In Brainstorm you talk about four major aspects of the teenage brain, all of which seem geared toward those broader purposes. What are those aspects?

I love acronyms, and I call this one ESSENCE. ES is emotional spark. The lower parts of the nervous system rise up and affect the higher part of the brain — the cortex — which gives us this passion and vitality. The SE is social engagement. The brain is literally programmed to start having you turn to your peers rather than your parents and engage socially with your peer group. The brain’s change in dopamine drives you to experience novelty [N] as very rewarding, and that allows you to go out and take risks. And CE is creative expression. The brain is achieving new levels of complexity that open the mind up to creatively exploring the nature of reality in a new way.

Digging into that last one, you write that adolescence is “a golden age for innovation” and “the gateway to creative thinking.” Why is that?

When adolescence comes, we’re programmed from an evolutionary point of view to push away from the status quo. In concrete terms, we push away from our parents and parent figures. But from a more abstract sense, we start imagining the worlds that don’t quite exist yet. Those are the sources of creativity: this push against what exists to not only think out of the box but to actually re-imagine the world. If you look at the data even in science, which is a hard field, a lot of the new ideas come from people in their adolescence. That’s true in art and music, too, and obviously in technology.

How does ESSENCE apply to adults? Is it something we can hold on to through life, or at least reclaim now that we know about it?

The ESSENCE of adolescence is something you don’t ever have to let go of, but if you have and now you need to reclaim it, there are things you can do. To get your emotional spark back, I would suggest using mind-training practices to enhance your awareness of non-verbal signals that arise from your body. You also get used to the familiar and the routine as an adult. To bring back novelty, simply try new things; introduce new things into your life on purpose.
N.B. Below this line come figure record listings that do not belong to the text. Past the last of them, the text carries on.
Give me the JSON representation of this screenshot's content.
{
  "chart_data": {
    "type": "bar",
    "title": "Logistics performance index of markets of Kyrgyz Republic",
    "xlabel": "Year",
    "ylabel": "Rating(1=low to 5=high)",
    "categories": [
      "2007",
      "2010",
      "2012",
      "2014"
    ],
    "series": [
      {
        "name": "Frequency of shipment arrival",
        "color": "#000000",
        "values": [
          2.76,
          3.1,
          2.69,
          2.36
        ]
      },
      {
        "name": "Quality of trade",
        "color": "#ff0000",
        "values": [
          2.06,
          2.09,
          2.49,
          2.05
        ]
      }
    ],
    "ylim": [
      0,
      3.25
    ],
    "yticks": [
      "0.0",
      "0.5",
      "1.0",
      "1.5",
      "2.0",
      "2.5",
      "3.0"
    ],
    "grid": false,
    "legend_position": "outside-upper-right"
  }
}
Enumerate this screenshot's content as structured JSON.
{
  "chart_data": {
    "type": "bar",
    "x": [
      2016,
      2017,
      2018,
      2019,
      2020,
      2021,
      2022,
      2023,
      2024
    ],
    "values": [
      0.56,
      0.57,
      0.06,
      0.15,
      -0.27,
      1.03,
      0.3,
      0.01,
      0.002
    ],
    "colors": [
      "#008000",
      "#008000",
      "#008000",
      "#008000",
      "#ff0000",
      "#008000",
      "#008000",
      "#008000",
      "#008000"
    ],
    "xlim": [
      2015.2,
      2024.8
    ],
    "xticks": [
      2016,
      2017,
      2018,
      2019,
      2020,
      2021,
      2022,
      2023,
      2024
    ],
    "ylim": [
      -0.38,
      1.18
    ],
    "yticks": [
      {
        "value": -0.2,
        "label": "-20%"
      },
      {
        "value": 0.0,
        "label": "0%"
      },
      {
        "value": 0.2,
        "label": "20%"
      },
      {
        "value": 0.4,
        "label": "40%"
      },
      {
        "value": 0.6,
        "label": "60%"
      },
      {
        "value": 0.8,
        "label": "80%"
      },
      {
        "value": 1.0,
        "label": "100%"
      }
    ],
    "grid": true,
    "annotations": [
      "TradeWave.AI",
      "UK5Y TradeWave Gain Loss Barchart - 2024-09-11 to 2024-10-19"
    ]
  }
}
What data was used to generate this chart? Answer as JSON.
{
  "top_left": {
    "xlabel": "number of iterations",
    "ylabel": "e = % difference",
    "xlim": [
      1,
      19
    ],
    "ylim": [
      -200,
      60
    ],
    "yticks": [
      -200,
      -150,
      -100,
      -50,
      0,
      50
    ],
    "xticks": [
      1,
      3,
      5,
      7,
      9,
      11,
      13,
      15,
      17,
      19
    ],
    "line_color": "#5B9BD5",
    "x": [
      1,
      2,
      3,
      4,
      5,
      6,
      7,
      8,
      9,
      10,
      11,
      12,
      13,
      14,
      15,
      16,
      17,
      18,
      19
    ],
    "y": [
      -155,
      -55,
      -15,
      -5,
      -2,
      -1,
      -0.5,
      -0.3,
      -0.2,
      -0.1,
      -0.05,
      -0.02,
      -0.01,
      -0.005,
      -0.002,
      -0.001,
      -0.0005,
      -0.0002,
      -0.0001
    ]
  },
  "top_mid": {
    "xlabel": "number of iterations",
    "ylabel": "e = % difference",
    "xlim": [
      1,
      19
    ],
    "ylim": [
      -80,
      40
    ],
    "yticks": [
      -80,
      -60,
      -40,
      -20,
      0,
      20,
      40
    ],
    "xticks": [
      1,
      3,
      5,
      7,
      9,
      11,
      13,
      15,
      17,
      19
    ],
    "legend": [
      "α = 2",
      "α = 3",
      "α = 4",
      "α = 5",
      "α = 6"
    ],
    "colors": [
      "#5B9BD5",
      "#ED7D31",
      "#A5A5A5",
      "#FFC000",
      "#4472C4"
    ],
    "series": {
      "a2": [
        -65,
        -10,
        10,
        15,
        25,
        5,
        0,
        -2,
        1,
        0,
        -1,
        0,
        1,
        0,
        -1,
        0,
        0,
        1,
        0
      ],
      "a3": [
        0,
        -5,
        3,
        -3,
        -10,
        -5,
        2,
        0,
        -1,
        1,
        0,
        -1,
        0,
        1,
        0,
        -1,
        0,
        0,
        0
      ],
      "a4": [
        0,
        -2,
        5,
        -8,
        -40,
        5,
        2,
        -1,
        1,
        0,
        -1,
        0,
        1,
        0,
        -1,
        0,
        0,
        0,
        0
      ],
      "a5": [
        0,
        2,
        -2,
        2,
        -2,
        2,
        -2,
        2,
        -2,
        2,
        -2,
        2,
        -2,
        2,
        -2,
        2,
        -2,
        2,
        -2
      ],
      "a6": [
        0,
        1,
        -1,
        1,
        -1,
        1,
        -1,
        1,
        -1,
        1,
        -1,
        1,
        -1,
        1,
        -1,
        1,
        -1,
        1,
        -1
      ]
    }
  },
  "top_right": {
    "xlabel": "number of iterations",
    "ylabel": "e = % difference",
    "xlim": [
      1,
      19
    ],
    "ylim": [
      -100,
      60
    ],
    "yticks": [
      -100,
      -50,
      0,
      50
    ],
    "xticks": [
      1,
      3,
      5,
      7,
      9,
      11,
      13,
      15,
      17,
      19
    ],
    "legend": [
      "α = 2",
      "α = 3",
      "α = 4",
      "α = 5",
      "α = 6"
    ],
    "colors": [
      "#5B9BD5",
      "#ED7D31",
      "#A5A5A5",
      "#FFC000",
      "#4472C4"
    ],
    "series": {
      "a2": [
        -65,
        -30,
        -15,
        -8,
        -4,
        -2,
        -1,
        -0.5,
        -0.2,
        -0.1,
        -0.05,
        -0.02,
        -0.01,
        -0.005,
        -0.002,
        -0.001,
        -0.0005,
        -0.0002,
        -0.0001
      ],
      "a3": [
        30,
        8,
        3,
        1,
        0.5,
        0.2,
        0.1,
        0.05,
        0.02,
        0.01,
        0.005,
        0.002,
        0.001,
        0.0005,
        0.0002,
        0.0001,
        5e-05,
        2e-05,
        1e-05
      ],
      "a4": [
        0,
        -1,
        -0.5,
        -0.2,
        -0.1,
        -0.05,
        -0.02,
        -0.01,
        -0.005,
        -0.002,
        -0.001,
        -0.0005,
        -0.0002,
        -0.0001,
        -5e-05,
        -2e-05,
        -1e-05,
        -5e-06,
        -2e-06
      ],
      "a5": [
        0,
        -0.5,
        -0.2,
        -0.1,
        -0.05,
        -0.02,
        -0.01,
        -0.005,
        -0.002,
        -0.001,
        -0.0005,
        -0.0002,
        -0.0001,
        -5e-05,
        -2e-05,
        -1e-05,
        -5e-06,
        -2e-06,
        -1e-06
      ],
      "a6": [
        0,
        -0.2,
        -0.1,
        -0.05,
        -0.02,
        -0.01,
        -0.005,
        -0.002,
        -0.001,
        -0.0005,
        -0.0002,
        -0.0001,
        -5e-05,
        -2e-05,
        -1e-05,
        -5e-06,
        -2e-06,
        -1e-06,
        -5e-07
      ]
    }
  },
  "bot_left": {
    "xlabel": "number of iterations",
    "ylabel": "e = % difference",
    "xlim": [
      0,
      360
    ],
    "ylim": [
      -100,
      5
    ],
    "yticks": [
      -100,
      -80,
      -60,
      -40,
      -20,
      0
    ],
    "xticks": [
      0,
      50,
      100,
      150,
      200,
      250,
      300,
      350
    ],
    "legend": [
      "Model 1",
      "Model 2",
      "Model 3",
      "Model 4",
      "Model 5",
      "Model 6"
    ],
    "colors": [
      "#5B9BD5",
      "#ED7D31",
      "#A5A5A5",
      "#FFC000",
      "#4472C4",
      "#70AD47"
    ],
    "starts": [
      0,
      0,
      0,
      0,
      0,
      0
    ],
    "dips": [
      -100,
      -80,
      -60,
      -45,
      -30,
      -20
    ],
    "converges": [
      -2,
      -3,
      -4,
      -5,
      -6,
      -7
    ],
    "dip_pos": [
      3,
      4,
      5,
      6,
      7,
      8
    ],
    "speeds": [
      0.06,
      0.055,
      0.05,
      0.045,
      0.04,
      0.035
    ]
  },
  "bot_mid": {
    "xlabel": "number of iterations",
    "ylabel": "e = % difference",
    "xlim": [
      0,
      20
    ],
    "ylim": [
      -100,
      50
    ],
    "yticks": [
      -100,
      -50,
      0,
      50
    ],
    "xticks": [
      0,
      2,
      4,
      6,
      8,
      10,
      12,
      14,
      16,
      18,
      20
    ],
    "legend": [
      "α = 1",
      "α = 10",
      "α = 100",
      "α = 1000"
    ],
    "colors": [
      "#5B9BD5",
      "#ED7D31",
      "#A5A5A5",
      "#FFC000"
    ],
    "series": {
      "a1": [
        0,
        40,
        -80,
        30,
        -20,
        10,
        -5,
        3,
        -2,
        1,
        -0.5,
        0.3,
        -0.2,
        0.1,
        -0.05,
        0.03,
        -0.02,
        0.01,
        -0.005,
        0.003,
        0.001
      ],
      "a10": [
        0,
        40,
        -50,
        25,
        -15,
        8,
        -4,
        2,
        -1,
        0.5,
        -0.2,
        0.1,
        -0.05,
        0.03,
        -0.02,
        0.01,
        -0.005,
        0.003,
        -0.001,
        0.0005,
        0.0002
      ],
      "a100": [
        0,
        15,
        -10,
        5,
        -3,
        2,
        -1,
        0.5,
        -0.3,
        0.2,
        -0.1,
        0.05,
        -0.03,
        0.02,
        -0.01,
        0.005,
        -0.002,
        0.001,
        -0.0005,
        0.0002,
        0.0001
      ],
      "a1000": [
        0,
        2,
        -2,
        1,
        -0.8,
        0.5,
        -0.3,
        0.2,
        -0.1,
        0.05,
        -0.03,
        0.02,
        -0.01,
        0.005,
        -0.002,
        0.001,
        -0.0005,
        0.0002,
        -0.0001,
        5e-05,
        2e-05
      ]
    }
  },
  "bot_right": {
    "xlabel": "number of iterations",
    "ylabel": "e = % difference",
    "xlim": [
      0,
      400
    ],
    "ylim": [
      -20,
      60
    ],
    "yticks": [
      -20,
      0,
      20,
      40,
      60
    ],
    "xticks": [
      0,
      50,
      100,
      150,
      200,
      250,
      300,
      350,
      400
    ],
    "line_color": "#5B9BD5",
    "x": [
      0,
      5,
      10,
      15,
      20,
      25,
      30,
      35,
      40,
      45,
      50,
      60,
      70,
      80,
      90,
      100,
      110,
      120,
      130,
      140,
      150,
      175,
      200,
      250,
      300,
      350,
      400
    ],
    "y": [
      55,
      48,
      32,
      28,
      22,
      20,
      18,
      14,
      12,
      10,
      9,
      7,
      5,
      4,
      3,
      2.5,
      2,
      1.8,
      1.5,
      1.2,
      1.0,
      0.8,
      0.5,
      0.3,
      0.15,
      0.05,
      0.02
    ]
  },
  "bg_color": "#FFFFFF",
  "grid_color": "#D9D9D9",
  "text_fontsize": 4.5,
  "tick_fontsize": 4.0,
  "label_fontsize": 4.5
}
You also write that it’s inaccurate to dismiss adolescents as simply impulsive. In fact, you say that they can actually be too rational when making risky decisions.

The research term is hyper-rational thinking. It’s related to the idea that the appraisal centers of your brain highlight and emphasize and amplify the meaning and significance and import of a positive aspect of an experience. If I’m going to drive a car 100 miles an hour, it would be how thrilling that will be. The potential cons — I could crash into a tree, I could kill someone, I could kill myself — are minimized. When you hyper-rationally do your calculation, you say that the chances are very likely everything will be fine. There may be a five percent chance I’ll crash but a 95 percent chance I won’t. Sadly, the hyper-rational thinking accurately assess probabilities, but it de-emphasizes the severity of the negative outcome, simply because there’s only a slight chance it will happen.

What are some of the other major myths you discovered about adolescence?

One is that to grow up, adolescents need to be totally independent of adults. In fact, adolescents need adults in their lives. We don’t have much in the structure of modern society that provides trusted, non-parental adult figures that the adolescent — whose brain is naturally pushing away from parent figures — can turn to during this transformative period of life. We need to rethink that as a society.

I also disagree with the belief that adolescence is this horrible time of life that you just have to get through. I think the courage to creatively explore the world is an untapped resource for humanity. If we don’t work together to solve some of the world’s most pressing problems with the help of adolescent minds, then we’re not going to do so well.

Is there something that still puzzles you about the teenage brain, even after writing a book about it?

So many things! Mostly there are fundamental questions about how we can reach individuals entering the adolescent period to minimize danger to themselves or others. We need to really think deeply about how to develop communities of support for teens.